The **network fee** is a small Canton execution-cost recovery charge that varies based on transaction size. OneSwap shows it separately but deducts it internally from the exact deposit amount you entered, then applies the 0.3% pool fee to the remainder before AMM pricing. The API exposes this as `networkFeeAmount`, `poolFeeAmount`, `inputAmountAfterPoolFee`, and `totalInputAmount`, and keeps `trafficFeeInInput` as a compatibility alias. Internally, the recovered network cost is still recorded as a `traffic` fee event and later collected from the pool's swap party to treasury.

Example for a `100 CC` swap:

* Swap amount: `100 CC`
* Swap fee at `0.3%`: `0.3 CC`
* Amount priced into the pool: `99.7 CC`
* Estimated network fee: shown separately and deducted internally
* Total deposit: `100 CC`

Displayed reserves and TVL exclude pending platform, developer, and traffic-fee collections so swap pricing and LP values are based on effective pool liquidity rather than treasury-owned balances waiting to be swept.

## Slippage Protection

Token prices can change between when you get a quote and when your deposit is detected. **Slippage tolerance** protects you:

* **Default**: 1%
* **Range**: 0.1% to 50%
* If the price moves beyond your tolerance, the swap is cancelled and your tokens are **refunded**

For example, with 1% slippage on a swap expecting 100 USDCx output, the swap executes as long as you receive at least 99 USDCx.

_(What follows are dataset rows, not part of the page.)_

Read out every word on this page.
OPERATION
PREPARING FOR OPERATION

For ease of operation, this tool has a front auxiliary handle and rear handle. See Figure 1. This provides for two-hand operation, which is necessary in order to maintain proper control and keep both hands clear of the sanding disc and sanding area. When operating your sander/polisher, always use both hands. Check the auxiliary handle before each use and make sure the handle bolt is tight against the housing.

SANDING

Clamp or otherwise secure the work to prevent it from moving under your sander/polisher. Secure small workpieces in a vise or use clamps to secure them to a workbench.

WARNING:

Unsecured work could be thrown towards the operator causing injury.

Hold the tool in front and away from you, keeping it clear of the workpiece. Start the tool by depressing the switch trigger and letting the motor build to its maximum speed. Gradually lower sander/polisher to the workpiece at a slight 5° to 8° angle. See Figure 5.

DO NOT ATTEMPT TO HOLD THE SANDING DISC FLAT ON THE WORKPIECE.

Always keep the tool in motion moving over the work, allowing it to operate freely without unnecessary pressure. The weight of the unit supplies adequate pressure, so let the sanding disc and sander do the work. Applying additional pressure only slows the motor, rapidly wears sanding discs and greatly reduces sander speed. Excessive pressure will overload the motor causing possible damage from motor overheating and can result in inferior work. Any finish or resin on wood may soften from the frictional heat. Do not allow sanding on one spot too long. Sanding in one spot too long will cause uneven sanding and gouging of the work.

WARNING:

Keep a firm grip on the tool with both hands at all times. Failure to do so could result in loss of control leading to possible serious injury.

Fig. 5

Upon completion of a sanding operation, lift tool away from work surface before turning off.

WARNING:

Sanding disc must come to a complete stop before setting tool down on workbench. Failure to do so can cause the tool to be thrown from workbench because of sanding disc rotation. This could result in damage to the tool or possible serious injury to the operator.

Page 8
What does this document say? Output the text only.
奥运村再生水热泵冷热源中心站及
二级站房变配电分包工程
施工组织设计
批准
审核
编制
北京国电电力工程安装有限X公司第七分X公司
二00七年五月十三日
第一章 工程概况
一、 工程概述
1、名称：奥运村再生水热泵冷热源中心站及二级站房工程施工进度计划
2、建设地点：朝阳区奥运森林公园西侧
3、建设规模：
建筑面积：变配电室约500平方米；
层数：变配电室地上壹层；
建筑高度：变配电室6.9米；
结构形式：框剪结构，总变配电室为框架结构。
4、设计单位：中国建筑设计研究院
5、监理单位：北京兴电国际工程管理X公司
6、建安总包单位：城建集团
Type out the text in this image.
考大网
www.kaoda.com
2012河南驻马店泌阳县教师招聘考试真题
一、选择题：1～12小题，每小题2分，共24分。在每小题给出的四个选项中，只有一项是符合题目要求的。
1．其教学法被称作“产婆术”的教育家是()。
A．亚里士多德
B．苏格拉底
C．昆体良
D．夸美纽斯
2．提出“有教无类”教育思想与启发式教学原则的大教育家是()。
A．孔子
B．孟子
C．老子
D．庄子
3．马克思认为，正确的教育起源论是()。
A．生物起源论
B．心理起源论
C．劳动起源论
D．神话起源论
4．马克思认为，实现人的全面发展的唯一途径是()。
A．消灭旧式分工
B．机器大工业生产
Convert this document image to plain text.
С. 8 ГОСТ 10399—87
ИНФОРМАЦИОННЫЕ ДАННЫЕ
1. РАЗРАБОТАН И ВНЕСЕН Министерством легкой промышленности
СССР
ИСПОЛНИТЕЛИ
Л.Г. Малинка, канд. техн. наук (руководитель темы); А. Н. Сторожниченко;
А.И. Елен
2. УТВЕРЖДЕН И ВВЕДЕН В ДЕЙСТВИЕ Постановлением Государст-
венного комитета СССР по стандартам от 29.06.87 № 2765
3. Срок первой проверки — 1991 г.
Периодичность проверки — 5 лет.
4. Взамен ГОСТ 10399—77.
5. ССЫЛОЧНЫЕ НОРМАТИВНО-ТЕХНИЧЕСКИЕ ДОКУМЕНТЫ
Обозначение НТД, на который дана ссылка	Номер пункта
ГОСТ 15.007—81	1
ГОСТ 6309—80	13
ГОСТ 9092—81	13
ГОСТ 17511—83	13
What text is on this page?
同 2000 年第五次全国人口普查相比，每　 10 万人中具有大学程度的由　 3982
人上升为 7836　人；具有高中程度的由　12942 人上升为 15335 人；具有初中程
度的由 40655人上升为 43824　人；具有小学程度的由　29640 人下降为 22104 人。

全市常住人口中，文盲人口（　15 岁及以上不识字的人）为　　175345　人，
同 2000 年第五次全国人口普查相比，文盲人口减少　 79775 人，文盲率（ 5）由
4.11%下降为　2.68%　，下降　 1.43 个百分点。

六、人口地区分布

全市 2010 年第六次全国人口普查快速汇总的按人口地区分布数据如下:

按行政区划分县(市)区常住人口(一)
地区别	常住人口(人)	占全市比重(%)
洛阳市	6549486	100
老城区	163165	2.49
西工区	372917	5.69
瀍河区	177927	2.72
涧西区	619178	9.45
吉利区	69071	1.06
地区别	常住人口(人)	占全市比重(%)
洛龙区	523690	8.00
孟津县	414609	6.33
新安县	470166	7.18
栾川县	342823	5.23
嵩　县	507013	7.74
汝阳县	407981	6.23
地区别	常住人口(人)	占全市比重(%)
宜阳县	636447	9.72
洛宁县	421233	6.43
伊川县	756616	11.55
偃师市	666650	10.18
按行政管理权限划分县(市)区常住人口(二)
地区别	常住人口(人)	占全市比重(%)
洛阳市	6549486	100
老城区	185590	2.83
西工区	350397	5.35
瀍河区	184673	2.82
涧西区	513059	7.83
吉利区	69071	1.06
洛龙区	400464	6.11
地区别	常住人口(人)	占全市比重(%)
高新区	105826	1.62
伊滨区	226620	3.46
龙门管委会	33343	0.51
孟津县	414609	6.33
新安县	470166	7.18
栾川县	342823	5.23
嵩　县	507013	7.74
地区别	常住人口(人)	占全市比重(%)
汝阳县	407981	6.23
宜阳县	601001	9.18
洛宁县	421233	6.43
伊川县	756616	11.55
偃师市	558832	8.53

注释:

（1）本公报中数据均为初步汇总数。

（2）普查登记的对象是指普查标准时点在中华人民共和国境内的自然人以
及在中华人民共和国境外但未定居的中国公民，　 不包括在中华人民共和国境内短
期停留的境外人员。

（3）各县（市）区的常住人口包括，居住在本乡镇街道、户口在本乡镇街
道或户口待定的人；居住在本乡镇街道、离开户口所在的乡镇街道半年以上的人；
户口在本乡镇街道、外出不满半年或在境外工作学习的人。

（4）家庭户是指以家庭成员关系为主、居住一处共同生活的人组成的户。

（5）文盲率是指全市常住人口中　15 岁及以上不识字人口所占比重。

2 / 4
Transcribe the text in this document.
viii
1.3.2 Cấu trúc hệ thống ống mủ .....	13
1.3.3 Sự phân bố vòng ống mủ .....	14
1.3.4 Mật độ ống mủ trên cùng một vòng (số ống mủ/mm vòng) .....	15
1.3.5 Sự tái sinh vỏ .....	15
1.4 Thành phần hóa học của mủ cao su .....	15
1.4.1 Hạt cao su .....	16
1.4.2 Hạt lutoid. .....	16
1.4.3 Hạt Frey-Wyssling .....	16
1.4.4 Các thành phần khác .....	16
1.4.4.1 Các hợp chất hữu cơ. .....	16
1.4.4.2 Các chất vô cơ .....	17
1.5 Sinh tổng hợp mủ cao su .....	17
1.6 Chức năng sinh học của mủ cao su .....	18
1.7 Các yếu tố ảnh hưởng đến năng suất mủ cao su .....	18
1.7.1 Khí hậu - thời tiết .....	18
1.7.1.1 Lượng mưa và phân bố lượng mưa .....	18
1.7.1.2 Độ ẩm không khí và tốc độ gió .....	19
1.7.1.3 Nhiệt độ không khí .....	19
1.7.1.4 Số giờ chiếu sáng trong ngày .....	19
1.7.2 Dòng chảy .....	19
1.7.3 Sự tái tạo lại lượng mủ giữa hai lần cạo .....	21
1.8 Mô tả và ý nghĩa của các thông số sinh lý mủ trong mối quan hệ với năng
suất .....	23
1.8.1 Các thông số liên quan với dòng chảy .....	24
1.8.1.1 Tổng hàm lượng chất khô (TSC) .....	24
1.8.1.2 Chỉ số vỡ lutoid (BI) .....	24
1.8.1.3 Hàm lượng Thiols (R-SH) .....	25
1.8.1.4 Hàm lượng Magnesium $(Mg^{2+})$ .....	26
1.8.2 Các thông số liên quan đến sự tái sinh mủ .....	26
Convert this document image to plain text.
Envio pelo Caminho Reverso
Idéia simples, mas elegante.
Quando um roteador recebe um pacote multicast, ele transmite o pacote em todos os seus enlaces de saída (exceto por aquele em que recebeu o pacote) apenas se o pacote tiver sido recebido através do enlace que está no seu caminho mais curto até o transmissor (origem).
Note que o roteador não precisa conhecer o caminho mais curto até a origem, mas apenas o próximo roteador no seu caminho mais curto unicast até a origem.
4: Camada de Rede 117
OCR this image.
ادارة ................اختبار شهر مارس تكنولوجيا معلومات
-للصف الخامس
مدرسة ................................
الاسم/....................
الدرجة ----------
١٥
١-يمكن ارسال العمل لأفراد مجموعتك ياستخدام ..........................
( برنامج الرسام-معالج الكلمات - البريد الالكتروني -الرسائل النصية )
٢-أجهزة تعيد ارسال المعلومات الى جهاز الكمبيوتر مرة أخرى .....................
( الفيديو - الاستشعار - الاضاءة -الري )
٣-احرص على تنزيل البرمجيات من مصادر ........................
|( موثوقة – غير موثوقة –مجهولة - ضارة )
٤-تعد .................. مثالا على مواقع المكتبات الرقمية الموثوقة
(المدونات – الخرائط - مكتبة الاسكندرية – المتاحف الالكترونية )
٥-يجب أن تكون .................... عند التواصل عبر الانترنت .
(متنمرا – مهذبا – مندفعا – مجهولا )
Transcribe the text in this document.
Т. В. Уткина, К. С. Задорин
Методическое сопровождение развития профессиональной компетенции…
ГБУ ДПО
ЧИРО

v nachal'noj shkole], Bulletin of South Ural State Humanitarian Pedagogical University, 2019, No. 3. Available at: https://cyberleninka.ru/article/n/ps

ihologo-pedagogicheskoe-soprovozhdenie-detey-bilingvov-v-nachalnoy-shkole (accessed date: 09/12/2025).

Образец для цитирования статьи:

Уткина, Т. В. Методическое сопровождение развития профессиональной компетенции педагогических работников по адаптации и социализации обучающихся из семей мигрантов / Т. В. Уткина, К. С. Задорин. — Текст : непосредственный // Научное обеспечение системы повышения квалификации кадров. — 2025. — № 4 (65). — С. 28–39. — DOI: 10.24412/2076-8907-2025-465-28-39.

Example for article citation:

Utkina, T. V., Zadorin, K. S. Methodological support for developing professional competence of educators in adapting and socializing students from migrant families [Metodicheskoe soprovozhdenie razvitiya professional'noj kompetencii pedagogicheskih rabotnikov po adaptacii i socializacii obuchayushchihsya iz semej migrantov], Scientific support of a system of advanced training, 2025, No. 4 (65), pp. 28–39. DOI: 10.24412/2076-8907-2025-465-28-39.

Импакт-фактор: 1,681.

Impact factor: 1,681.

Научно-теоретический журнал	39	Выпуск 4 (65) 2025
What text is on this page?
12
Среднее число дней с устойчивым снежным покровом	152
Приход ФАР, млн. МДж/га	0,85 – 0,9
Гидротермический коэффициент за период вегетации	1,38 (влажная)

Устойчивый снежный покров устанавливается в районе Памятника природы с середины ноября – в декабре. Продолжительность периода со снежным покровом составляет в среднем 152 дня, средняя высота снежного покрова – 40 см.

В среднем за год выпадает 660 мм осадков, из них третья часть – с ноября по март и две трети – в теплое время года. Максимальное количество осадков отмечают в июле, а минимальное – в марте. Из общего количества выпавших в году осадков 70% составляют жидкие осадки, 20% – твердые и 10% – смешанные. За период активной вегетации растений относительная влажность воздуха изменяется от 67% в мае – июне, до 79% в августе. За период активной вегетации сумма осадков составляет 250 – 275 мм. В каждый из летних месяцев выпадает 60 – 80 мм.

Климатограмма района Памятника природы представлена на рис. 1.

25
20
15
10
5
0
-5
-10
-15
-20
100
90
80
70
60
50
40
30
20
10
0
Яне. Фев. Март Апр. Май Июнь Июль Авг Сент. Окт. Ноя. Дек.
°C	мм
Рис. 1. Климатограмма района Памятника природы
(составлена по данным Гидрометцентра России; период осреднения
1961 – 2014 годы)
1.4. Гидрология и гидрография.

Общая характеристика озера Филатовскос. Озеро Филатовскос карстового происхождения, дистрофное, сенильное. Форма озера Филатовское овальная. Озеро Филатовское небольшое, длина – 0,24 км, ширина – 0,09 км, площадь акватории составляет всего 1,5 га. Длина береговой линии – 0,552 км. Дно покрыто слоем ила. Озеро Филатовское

If the output would be less, you get your input tokens back.

## Swap Lifecycle

Every swap goes through a status lifecycle:

```
pending → matched → deposit_received → forwarded → processing → sending_output → completed
```

Common terminal failure states:

| Status                   | What Happened                                                             |
| ------------------------ | ------------------------------------------------------------------------- |
| `expired`                | No deposit was received before the current 24-hour intent deadline        |
| `cancelled`              | The intent was cancelled before execution started                         |
| `slippage_failed`        | Price moved beyond your tolerance                                         |
| `price_impact_exceeded`  | Swap would move the pool price beyond the maximum allowed (currently 15%) |
| `insufficient_amount`    | Deposit was below the minimum needed to cover network cost                |
| `insufficient_liquidity` | Pool didn't have enough reserves                                          |
| `output_failed`          | Output transfer failed after execution; the input refund succeeded        |
| `no_output_holdings`     | The swap party had no output holdings available for payout                |
| `failed`                 | The swap reached a generic terminal failure state                         |
| `refund_failed`          | A refund attempt failed and needs manual intervention                     |

<Info>
  Most validation and pricing failures are refunded automatically. Rare operational states such as `no_output_holdings`, `failed`, or `refund_failed` require manual investigation by OneSwap.
</Info>

## Tips

* **Check price impact** before large swaps. High impact means you're moving the price significantly. Swaps exceeding the 15% price impact cap are automatically rejected.
* **Use reasonable slippage** — 1% works for most swaps. Only increase for volatile markets.
* **Check the intent deadline** — swap intents currently stay open for 24 hours, and the UI shows the exact `expiresAt`.
* **Use the same connected wallet party** — deposits from a different party will not complete the swap.
* **Include the transfer reference when available** — it strengthens observability and fallback matching, but standard 1-step sender attribution does not depend on it.